Multi‑Outcome Experiment: Decision Framework, Multiplicity, Pre‑registration, and Communication
Context
You ran an A/B test with:
-
Primary metric: conversion
-
Secondary metric: ARPU
-
Guardrails: p95 latency and crash rate
Observed effects (two‑sided p‑values):
-
Conversion: +1.1 percentage points, p = 0.04
-
ARPU: −3%, p = 0.08
-
p95 Latency: +2%, p = 0.20
-
Crash rate: +0.15 percentage points, p = 0.03
Assume independent randomization, standard frequentist testing, and that guardrails are safety (worsening is bad).
Tasks
(a) Propose a principled decision framework: specify hypothesis hierarchy, whether/how to gate on guardrails, and acceptable Type I error rates.
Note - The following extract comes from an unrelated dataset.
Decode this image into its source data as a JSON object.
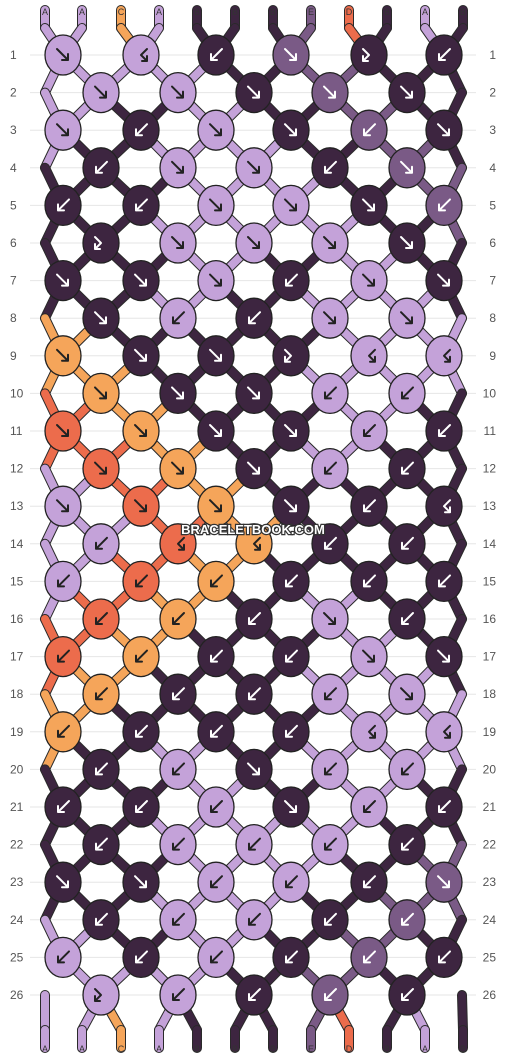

(b) Choose and justify a multiple‑testing control (e.g., Holm, Hochberg, Benjamini–Hochberg for FDR). Apply it to the given results and note which conclusions change.
(c) Explain how to pre‑register metrics, families, and stopping rules to avoid p‑hacking.
(d) Draft a ≤120‑word message to the PM with the decision and trade‑offs in plain language.
(e) If you must ship despite a guardrail hit, propose a mitigation and follow‑up plan.